Build fast, fail faster
It may seem like this kind of technology is turning everything on its head for cattle farmers in rural India. But according to Singh, the farmers he has worked with have been more than receptive, driving a lot of MoooFarm’s development.
Initially, in fact, the team weren’t looking to set up a whole new business. The initiative started off as ‘Project Mooo’: an investigation into what they could do to support farmers.
“It was never the idea to build a mobile app,” Singh says.
The app first came about when Singh noticed a printed, manually rotating wheel for the cows’ breeding cycles, so the farmers had an idea of when they would be in heat.
“We’re in the 21st century,” Singh noted.
“At least we can automate this.”
The Project Mooo team developed a simple app, and released it to 1,000 farmers across a few villages.

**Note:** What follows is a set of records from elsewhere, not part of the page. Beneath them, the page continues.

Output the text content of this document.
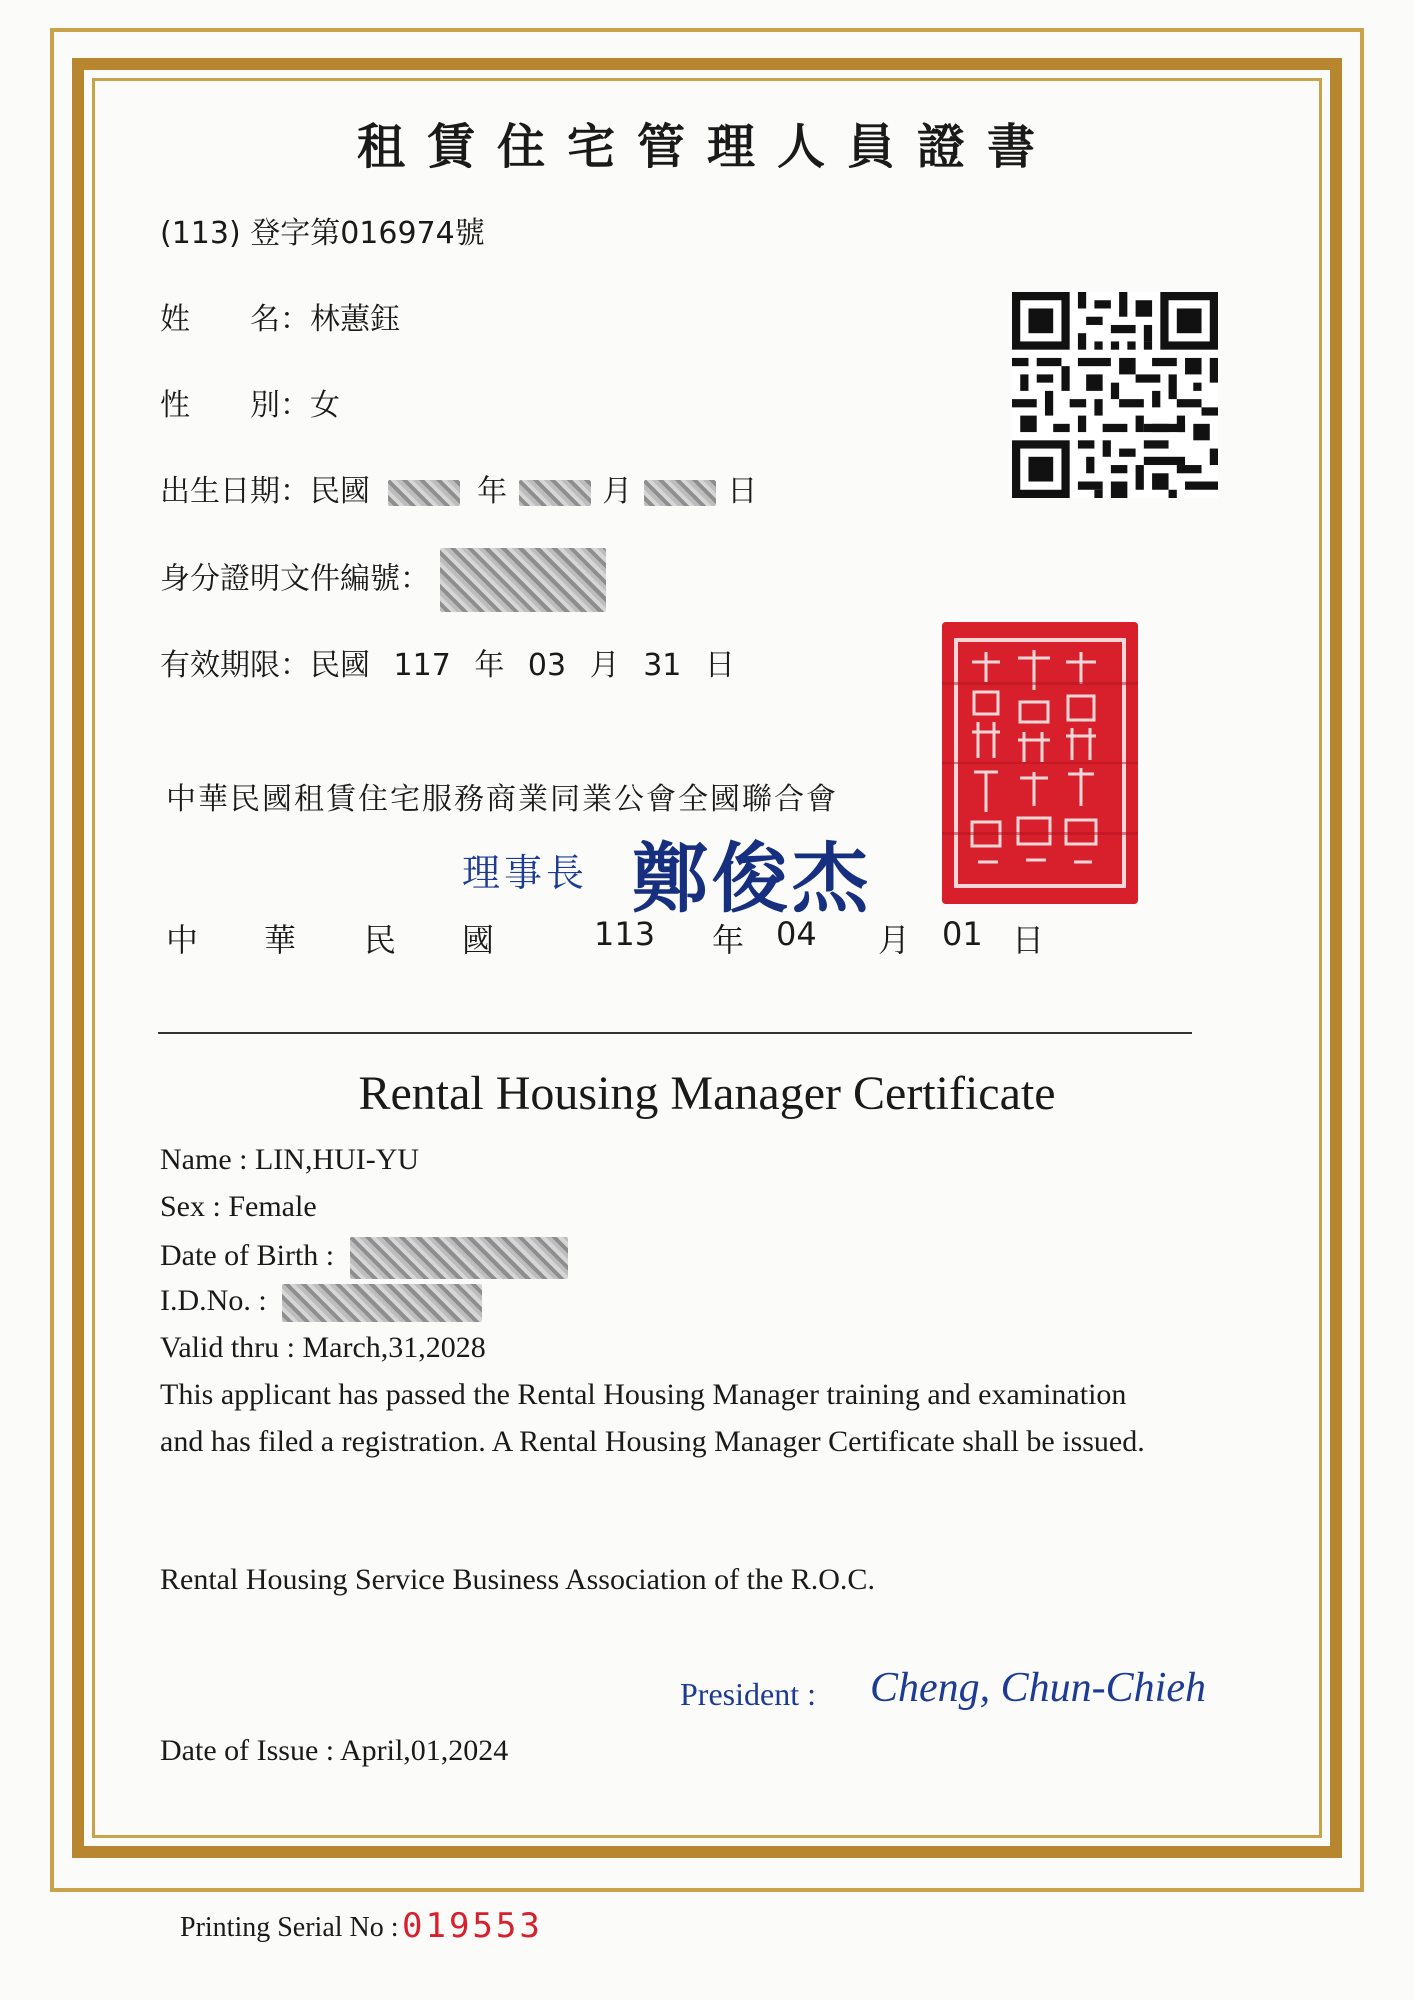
租賃住宅管理人員證書
(113) 登字第016974號
姓　　名：林蕙鈺
性　　別：女
出生日期：民國	年	月	日
身分證明文件編號：
有效期限：民國 117 年 03 月 31 日
中華民國租賃住宅服務商業同業公會全國聯合會
理事長 鄭俊杰
中 華 民 國	113 年 04 月 01 日
Rental Housing Manager Certificate
Name : LIN,HUI-YU
Sex : Female
Date of Birth :
I.D.No. :
Valid thru : March,31,2028
This applicant has passed the Rental Housing Manager training and examination
and has filed a registration. A Rental Housing Manager Certificate shall be issued.
Rental Housing Service Business Association of the R.O.C.
President : Cheng, Chun-Chieh
Date of Issue : April,01,2024
Printing Serial No : 019553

Soon, those farmers were coming back and asking them to solve new problems.
“We built a lot of trust,” Singh explains.
After this, the team worked quickly and closely with their customer base. The farmers would detail a problem, and within a month, they would have created a solution.
Inevitably, however, it would be “very wrong”.
Neither Singh nor any of the initial team members came from the dairy industry, he explains.
So, the idea was never to get it right the first time. It was “to do it fast so they can quickly tell us what’s not right”, he says.
“In terms of usability, it was not built by us, it was built by the farmers,” he adds.
“It’s a very customer-centric approach.”